Mayor Thomas Menino launches initiative to create a healthier Boston
Throughout the summer months, residents will have the opportunity to participate in free exercise classes as part of the Mayor Thomas Menino’s health initiative, “Fitness in the City.”
The mayor announced the launch of “Fitness in the City” in late June and partnered with Meta Fitness to kick off the summer-long event with an early morning boot-camp workout June 28. The program runs through August.
“Fitness in the City” is a continuation of Mayor Menino’s initiative — Boston Moves for Health — launched last summer to improve health in Boston. At the time, the city worked with a number of exercise organizations to provide free classes on City Hall Plaza.
For last year’s initiative, Menino had a specific goal that challenged residents to lose a collective 1 million pounds and travel 10 million miles through exercise.
More than 2,400 participants attended the classes, according to the Boston Public Health Commission (BPHC).
This year, the city hopes to attract more residents and expand the variety of classes offered.
BPHC has worked to provide more locations to offer classes, such as Faneuil Hall, the Greenway and Martini Memorial Shell Park in Hyde Park.
“Our Fitness on the Plaza classes were more popular than we expected last summer, and we want to build on that success by offering even more options in more places this year,” Menino stated. “Getting people out and active adds to the vitality of our city, and it’s a great way to promote healthy habits.
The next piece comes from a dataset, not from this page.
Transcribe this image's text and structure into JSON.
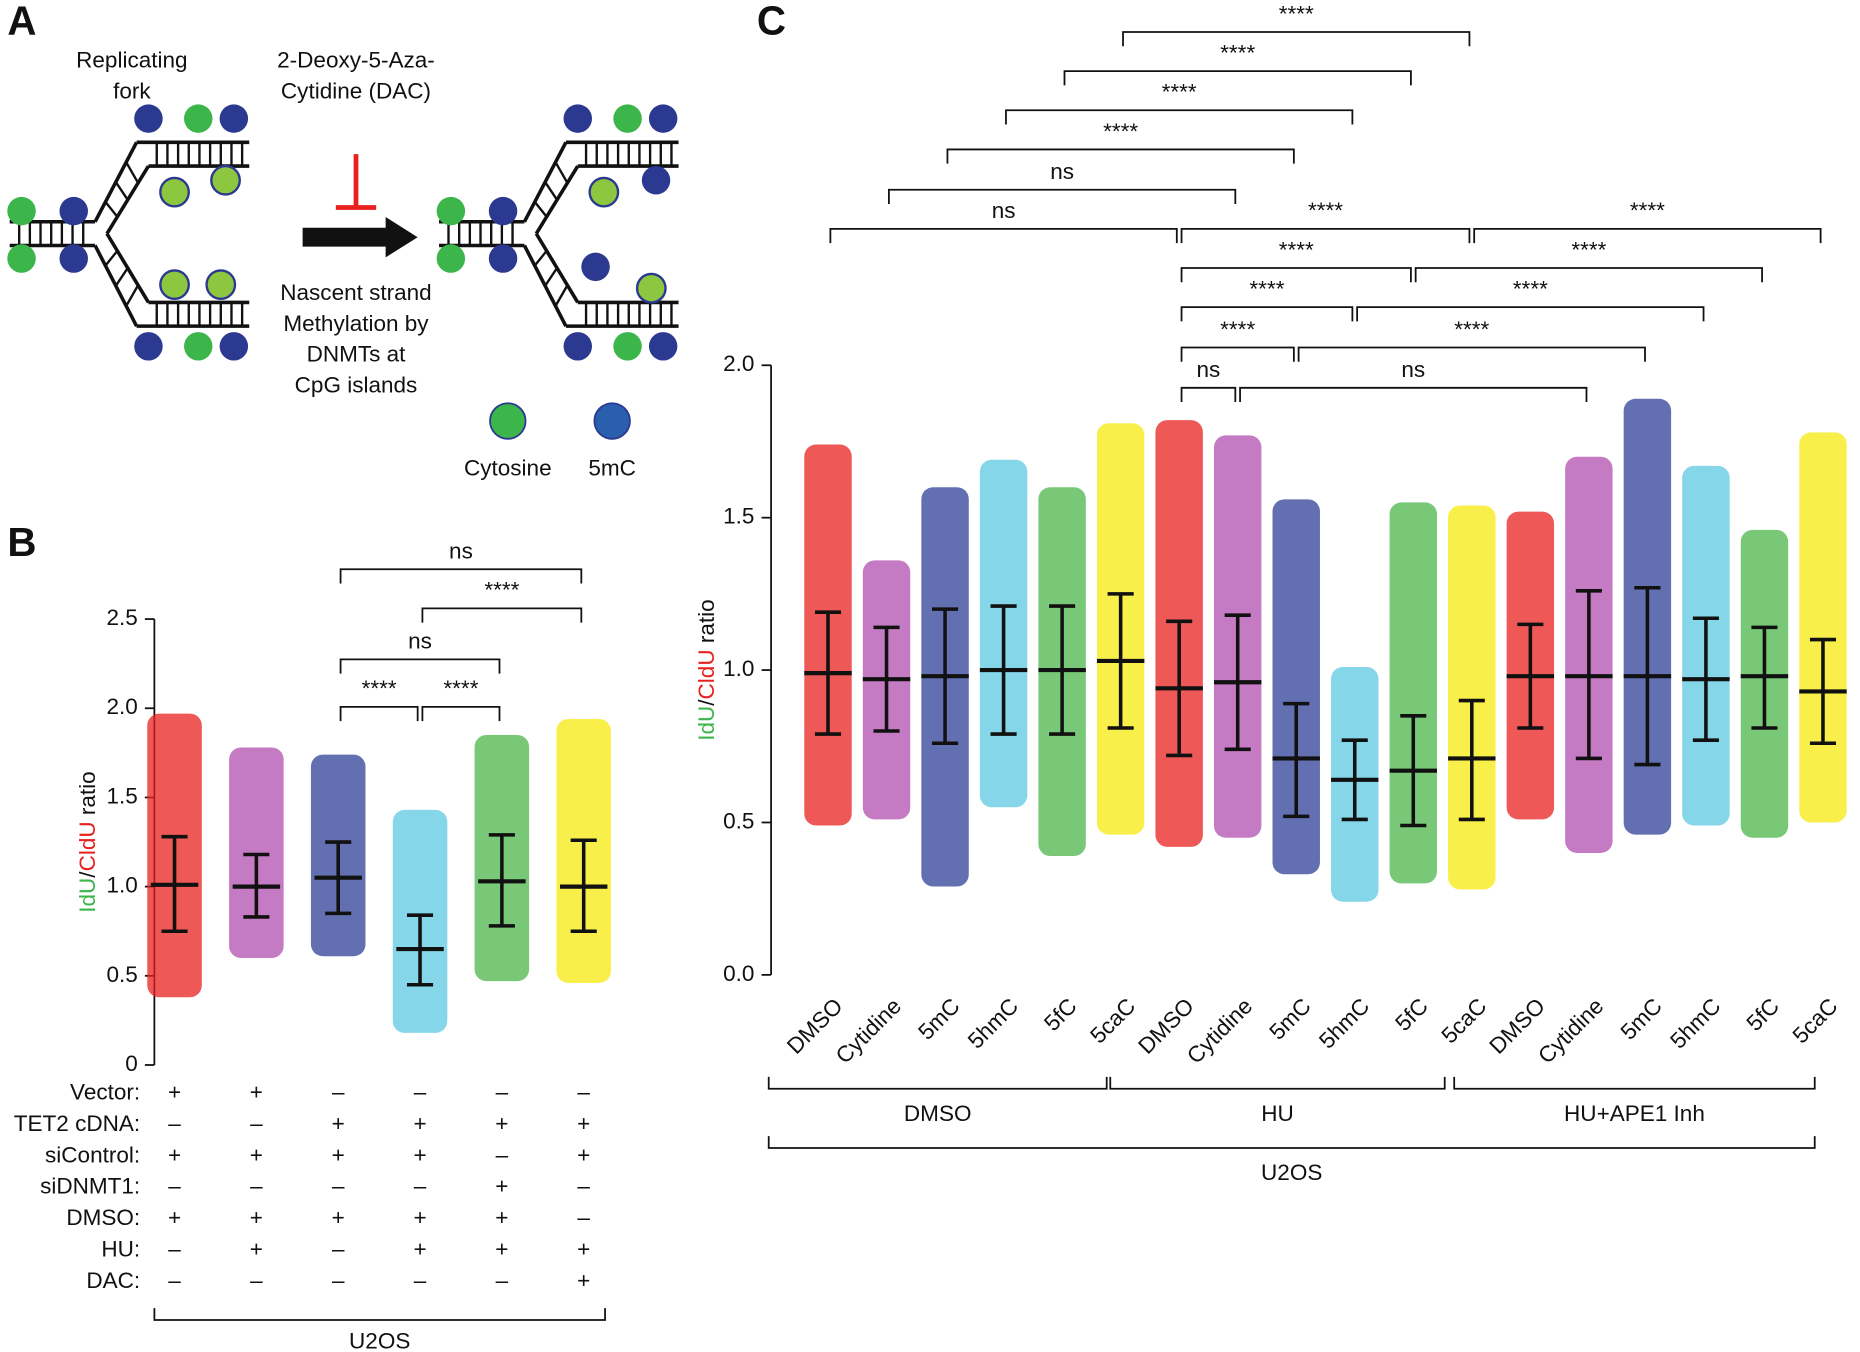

We know that a lot of the participants in last year’s classes found out about them just by walking by, so we want to keep encouraging folks to let the city be their gym.”
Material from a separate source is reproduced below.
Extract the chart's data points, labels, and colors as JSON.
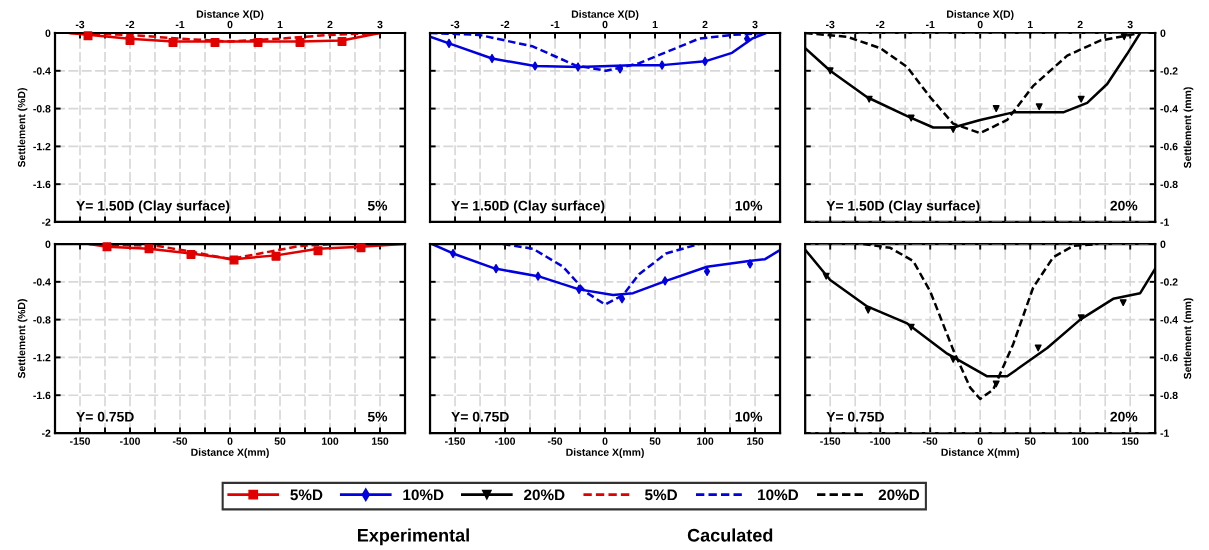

Sponsors partnering with the city to provide classes include Beantown Bootcamp, Boston Sports Club, Ultimate Bootcamp, the Hyde Park YMCA, Z Spot Zumba and the East Boston YMCA.
The Greater Boston YMCA has worked for the last two and a half years to further promote healthy living by lowering membership rates and providing financial assistance to people who can’t afford the membership, according to YMCA executive director Dave Lawton.
Lawton said the YMCA has also recognized the need to physically go into the community, in particular Mattapan, where the obesity rate is higher than the city’s overall rate, according to the BPHC.
“We want to [get] more involved in that community,” Lawton said. “We thought the place to start would be the mayor’s program and offer fitness classes right where the folks live.”
Ultimate Fitness Founder Peter Lavelle joined the “Fitness in the City” initiative because he believes that fitness experts have a responsibility to not only spread information about the benefits of exercise, but to provide opportunities for individuals to actually participate in fitness activities.
“We can’t just tell everybody that exercise is important unless we give the opportunity to do something about it,” Lavelle said.
Z Spot Zumba owner Lena Andrade, who participated in last year’s initiative, has continued this year because he believes access to healthy living through exercise shouldn’t be limited by circumstances.
“Being healthy shouldn’t be something that’s determined by what you can afford,” Andrade said. “So that’s why we try to find ways [to] work with all kinds of people on all different levels.”